I TRE ATTIVISTI – Virginia Fiume e Maltese che hanno accompagnato la signora Paola nel suo ultimo viaggio, e Marco Cappato come responsabile legale dell’associazione che ha fornito sostegno economico e procedurale – rischiano da 5 a 12 anni di carcere. «Ci siamo assunti un rischio molto grande – commenta Cappato in una conferenza stampa tenuta ieri online – Non sappiamo se il Gip accoglierà la richiesta della procura ma il fatto di per sé è già molto importante, perché il pm Amato ha accolto pienamente un punto che è alla base della nostra disobbedienza civile: la discriminazione nei confronti di quei pazienti che sono costretti ad andare all’estero in quanto ancora non dipendono da trattamenti di sostegno vitale pur avendo scelto liberamente di porre fine alle sofferenze provocate da malattie terminali come il cancro, il Parkinson e così via».

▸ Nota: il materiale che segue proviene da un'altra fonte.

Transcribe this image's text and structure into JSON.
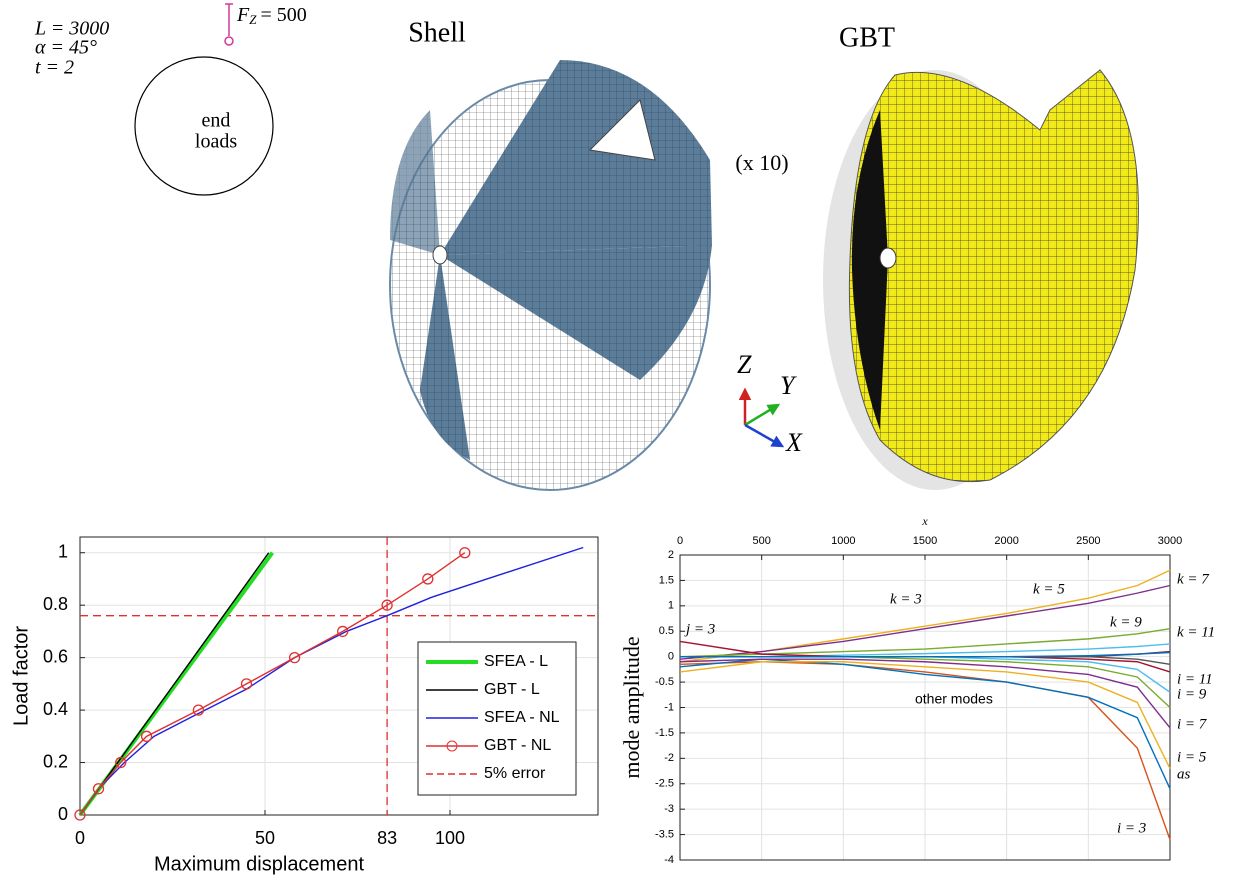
{
  "figure": {
    "params": [
      "L = 3000",
      "α = 45°",
      "t = 2"
    ],
    "force": {
      "symbol": "F",
      "subscript": "Z",
      "rest": "= 500"
    },
    "circle_label": [
      "end",
      "loads"
    ],
    "titles": [
      "Shell",
      "GBT"
    ],
    "scale_note": "(x 10)",
    "triad": [
      "Z",
      "Y",
      "X"
    ]
  },
  "chart_data": [
    {
      "type": "line",
      "x_label": "Maximum displacement",
      "y_label": "Load factor",
      "xlim": [
        0,
        140
      ],
      "ylim": [
        0,
        1.06
      ],
      "xticks": [
        0,
        50,
        83,
        100
      ],
      "yticks": [
        0,
        0.2,
        0.4,
        0.6,
        0.8,
        1
      ],
      "grid": true,
      "legend": "lower right",
      "series": [
        {
          "name": "SFEA - L",
          "color": "#22dd22",
          "x": [
            0,
            52
          ],
          "values": [
            0,
            1
          ]
        },
        {
          "name": "GBT - L",
          "color": "#000000",
          "x": [
            0,
            51
          ],
          "values": [
            0,
            1
          ]
        },
        {
          "name": "SFEA - NL",
          "color": "#2020e0",
          "x": [
            0,
            5,
            12,
            20,
            31,
            45,
            58,
            72,
            83,
            95,
            110,
            136
          ],
          "values": [
            0,
            0.1,
            0.2,
            0.3,
            0.38,
            0.48,
            0.6,
            0.7,
            0.76,
            0.83,
            0.9,
            1.02
          ]
        },
        {
          "name": "GBT - NL",
          "color": "#e03030",
          "marker": "o",
          "x": [
            0,
            5,
            11,
            18,
            32,
            45,
            58,
            71,
            83,
            94,
            104
          ],
          "values": [
            0,
            0.1,
            0.2,
            0.3,
            0.4,
            0.5,
            0.6,
            0.7,
            0.8,
            0.9,
            1
          ]
        }
      ],
      "reference": {
        "name": "5% error",
        "color": "#e03030",
        "x": 83,
        "y": 0.76
      }
    },
    {
      "type": "line",
      "x_label": "x",
      "y_label": "mode amplitude",
      "xlim": [
        0,
        3000
      ],
      "ylim": [
        -4,
        2
      ],
      "xticks": [
        0,
        500,
        1000,
        1500,
        2000,
        2500,
        3000
      ],
      "yticks": [
        2,
        1.5,
        1,
        0.5,
        0,
        -0.5,
        -1,
        -1.5,
        -2,
        -2.5,
        -3,
        -3.5,
        -4
      ],
      "grid": true,
      "x": [
        0,
        500,
        1000,
        1500,
        2000,
        2500,
        2800,
        3000
      ],
      "series": [
        {
          "color": "#edb120",
          "values": [
            -0.1,
            0.1,
            0.35,
            0.6,
            0.85,
            1.15,
            1.4,
            1.7
          ]
        },
        {
          "color": "#7e2f8e",
          "values": [
            -0.05,
            0.1,
            0.3,
            0.55,
            0.8,
            1.05,
            1.25,
            1.4
          ]
        },
        {
          "color": "#77ac30",
          "values": [
            0,
            0.05,
            0.1,
            0.15,
            0.25,
            0.35,
            0.45,
            0.55
          ]
        },
        {
          "color": "#4dbeee",
          "values": [
            0,
            0,
            0.03,
            0.06,
            0.1,
            0.15,
            0.2,
            0.25
          ]
        },
        {
          "color": "#a2142f",
          "values": [
            0.3,
            0.05,
            0,
            0,
            0,
            0,
            0.05,
            0.1
          ]
        },
        {
          "color": "#d95319",
          "values": [
            -0.15,
            -0.1,
            -0.15,
            -0.3,
            -0.5,
            -0.8,
            -1.8,
            -3.6
          ]
        },
        {
          "color": "#0072bd",
          "values": [
            -0.2,
            -0.05,
            -0.15,
            -0.35,
            -0.5,
            -0.8,
            -1.2,
            -2.6
          ]
        },
        {
          "color": "#edb120",
          "values": [
            -0.3,
            -0.1,
            -0.1,
            -0.2,
            -0.3,
            -0.5,
            -0.9,
            -2.2
          ]
        },
        {
          "color": "#7e2f8e",
          "values": [
            -0.1,
            -0.05,
            -0.05,
            -0.1,
            -0.2,
            -0.35,
            -0.6,
            -1.4
          ]
        },
        {
          "color": "#77ac30",
          "values": [
            0,
            0,
            0,
            -0.05,
            -0.1,
            -0.2,
            -0.4,
            -1
          ]
        },
        {
          "color": "#4dbeee",
          "values": [
            0,
            0,
            0,
            0,
            -0.05,
            -0.1,
            -0.25,
            -0.7
          ]
        },
        {
          "color": "#a2142f",
          "values": [
            0,
            0,
            0,
            0,
            0,
            -0.05,
            -0.1,
            -0.3
          ]
        },
        {
          "color": "#555555",
          "values": [
            0,
            0,
            0,
            0,
            0,
            0,
            -0.05,
            -0.15
          ]
        },
        {
          "color": "#0072bd",
          "values": [
            0,
            0,
            0,
            0,
            0,
            0.02,
            0.05,
            0.08
          ]
        }
      ],
      "annotations": [
        "k = 3",
        "k = 5",
        "k = 7",
        "k = 9",
        "k = 11",
        "j = 3",
        "i = 11",
        "i = 9",
        "i = 7",
        "i = 5",
        "as",
        "i = 3",
        "other modes"
      ]
    }
  ]
}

SPIEGA L’AVVOCATA Filomena Gallo, coordinatrice del pool di avvocati di Soccorso civile e segretaria nazionale dell’associazione Coscioni, che «il procuratore Amato fa una disamina attenta della decisione 242/2019 della Consulta e riporta anche le sentenze di assoluzione di Cappato e Mina Welby per il suicidio di Davide Trentini emesse dalla Corte d’Assise di Massa nel 2020 e dalla Corte d’Appello di Genova nel 2021». Nel caso di Trentini, i giudici infatti, ricorda Gallo, «allargarono il concetto di trattamento di sostegno vitale a situazioni ulteriori rispetto al collegamento della persona con un macchinario, includendo anche i farmaci e l’assistenza fornita al malato non autosufficiente».

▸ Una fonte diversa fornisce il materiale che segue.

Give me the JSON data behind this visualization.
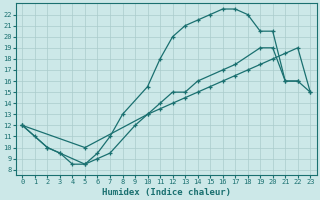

Dunque la procura di Bologna, che aveva iscritto i tre volontari nel registro degli indagati per istigazione e assistenza al suicidio, assume che la nozione di trattamento di sostegno vitale debba essere intesa «come comprensiva anche di quei trattamenti di tipo farmacologico, interrotti i quali si verificherebbe la morte del malato anche se in maniera non rapida». E così, continua Gallo, «traendo un’interpretazione costituzionalmente orientata, in forza degli articoli 2, 3, 13 e 32 comma 2 della Carta, il pm giunge in breve a chiedere l’archiviazione». Ma va anche oltre: il procuratore prospetta il caso che se il Gip non accettasse la sua richiesta, si potrebbe ricorrere alla Corte costituzionale.

AD ESSERE PRECISI, spiega l’avvocata, «l’archiviazione di questo fascicolo costituirebbe un precedente giurisprudenziale ma che non impedirebbe però ad altri tribunali di giungere a decisioni opposte», mentre «per far sì che il precedente diventi di portata generale occorre un pronunciamento della Consulta». Che naturalmente può avvenire a prescindere dalla decisione del Gip di Bologna. «Se il Giudice per le indagini preliminari non accogliesse la richiesta di archiviazione – puntualizza l’avvocata Francesca Re che fa parte del collegio difensivo – ha tre mesi di tempo per fissare l’udienza davanti al Gup». «Noi – chiosa Gallo – siamo pronti ad andare avanti in qualunque caso: archiviazione, processo, condanna o rinvio alla Consulta». D’altronde, conclude Cappato, «sono passati ormai quasi cinque anni dalla prima sollecitazione della Corte costituzionale al Parlamento. In assenza di un intervento politico forse è il caso che la Consulta torni sul tema».